Secondly, with credit cards inflicting sky-high interest rates on the unpaid balances of card-holders, it is much more difficult to get caught up on these debt payments because of how quickly such debt compounds.
The second news item is that U.S. small- and medium-sized businesses are also slipping into arrears with their debt-payments in increasing numbers. Again, as these companies become delinquent on their debt, this implies that more and more of these companies have also used up all available credit. Reinforcing this conclusion, the Reuters article also reported that lending to small businesses – which had improved modestly in June and July – plummeted in August at an annualized rate of 20%. The significance of this is that more than half the money which U.S. companies invest in equipment, software and plants is financed by debt.
As all politicians love to point out (when they are tossing out some economic “carrot”), small businesses are the primary creator of new jobs in any economy. Quite simply, what the data indicates is that small businesses will not be providing any net job-creation in the U.S.
Put together, the following picture is presented. U.S. businesses lack either the revenues or the access to credit to increase employment – indeed, rising delinquency rates imply a continued rise in bankruptcies going forward. U.S. consumers are experiencing ever-decreasing disposable income each month, as they use up the last of their credit – and then begin to become delinquent or default on that debt.
To make a bad situation worse, U.S. banks continue to cut their lending (despite all their promises to the contrary when they were mooching their own trillions in hand-outs).
Thus, the U.S. is facing a combination of businesses which can't grow, and consumers who can't spend. As I have stated repeatedly, all talk of a “U.S. economic recovery” is nothing but malicious propaganda.
It is impossible for the U.S. to experience a “double-dip recession”, because it has not (and could not) pull out of the current plunge.
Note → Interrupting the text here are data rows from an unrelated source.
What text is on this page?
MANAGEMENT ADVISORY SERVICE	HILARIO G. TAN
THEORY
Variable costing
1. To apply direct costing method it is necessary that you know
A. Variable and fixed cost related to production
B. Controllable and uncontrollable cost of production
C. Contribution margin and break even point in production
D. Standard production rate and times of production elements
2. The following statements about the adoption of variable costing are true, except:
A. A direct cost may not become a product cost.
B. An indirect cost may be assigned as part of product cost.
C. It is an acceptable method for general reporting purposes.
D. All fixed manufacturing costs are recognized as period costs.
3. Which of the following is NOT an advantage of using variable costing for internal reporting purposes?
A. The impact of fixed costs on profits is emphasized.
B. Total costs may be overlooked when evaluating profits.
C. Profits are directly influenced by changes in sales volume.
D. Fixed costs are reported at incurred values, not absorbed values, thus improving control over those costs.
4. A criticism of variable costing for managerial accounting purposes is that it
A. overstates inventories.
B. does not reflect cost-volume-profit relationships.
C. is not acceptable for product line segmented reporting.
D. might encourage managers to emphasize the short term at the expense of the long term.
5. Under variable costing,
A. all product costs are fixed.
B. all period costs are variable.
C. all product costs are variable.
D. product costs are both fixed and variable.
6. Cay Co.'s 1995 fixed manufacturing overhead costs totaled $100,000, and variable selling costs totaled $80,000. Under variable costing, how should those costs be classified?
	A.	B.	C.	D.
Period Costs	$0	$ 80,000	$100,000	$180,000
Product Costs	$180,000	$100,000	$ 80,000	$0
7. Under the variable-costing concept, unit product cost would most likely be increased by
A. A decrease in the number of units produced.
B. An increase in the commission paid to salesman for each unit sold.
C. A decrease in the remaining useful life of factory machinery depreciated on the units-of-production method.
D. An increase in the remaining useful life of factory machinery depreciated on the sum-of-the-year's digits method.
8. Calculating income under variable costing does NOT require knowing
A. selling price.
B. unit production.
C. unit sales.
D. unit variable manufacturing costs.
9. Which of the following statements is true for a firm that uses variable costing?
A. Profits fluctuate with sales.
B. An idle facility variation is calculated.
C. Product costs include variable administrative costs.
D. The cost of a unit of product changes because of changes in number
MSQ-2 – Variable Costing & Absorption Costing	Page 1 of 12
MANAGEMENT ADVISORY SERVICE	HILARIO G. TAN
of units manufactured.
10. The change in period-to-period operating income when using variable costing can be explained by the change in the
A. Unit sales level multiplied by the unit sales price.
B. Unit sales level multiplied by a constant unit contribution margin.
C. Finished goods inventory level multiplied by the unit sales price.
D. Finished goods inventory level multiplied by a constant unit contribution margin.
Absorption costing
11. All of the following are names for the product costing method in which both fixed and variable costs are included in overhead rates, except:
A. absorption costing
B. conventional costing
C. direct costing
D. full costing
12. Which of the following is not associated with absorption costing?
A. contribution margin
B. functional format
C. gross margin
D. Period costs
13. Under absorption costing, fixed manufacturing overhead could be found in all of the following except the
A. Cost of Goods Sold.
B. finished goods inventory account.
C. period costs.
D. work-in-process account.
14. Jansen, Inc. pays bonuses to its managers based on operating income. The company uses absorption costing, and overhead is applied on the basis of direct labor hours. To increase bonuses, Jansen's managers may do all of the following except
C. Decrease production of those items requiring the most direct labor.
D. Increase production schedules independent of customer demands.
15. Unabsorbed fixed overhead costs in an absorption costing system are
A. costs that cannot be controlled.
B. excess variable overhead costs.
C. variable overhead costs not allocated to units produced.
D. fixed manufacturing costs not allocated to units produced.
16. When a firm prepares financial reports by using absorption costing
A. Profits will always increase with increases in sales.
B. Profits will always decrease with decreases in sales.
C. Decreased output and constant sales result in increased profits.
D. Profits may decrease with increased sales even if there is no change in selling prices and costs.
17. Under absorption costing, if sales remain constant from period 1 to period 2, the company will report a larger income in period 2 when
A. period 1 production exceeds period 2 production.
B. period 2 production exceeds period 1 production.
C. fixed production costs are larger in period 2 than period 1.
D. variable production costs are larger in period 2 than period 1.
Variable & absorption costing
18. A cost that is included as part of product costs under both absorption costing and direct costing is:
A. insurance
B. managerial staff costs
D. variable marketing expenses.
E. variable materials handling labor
All that we saw around the middle of this year was exactly the same thing which we saw the middle of last year (after the Bush “stimulus package” kicked-in). The collapse in the U.S. economy slowed down, and then as the effects of that mild stimulus wore off, it once again accelerated downward.
U.S. equity markets have been propped-up by the propaganda-machine for the last six months, in order to allow the insiders to bail-out of their own shares (see “Insider selling STILL accelerating”). With Wall Street insiders now having taken their own money off the table, it is highly likely that these manipulated markets will now be allowed to crash – crushing all the chumps who bought into all the nonsense of a “U.S. economic recovery”.
Once the sheep have been thoroughly “fleeced”, the insiders will buy back in – and then we can all watch yet another episode of the “U.S. recovery” game (by my estimate, the 6th such episode).
“Fool me once, shame on you. Fool me five times, shame on me.”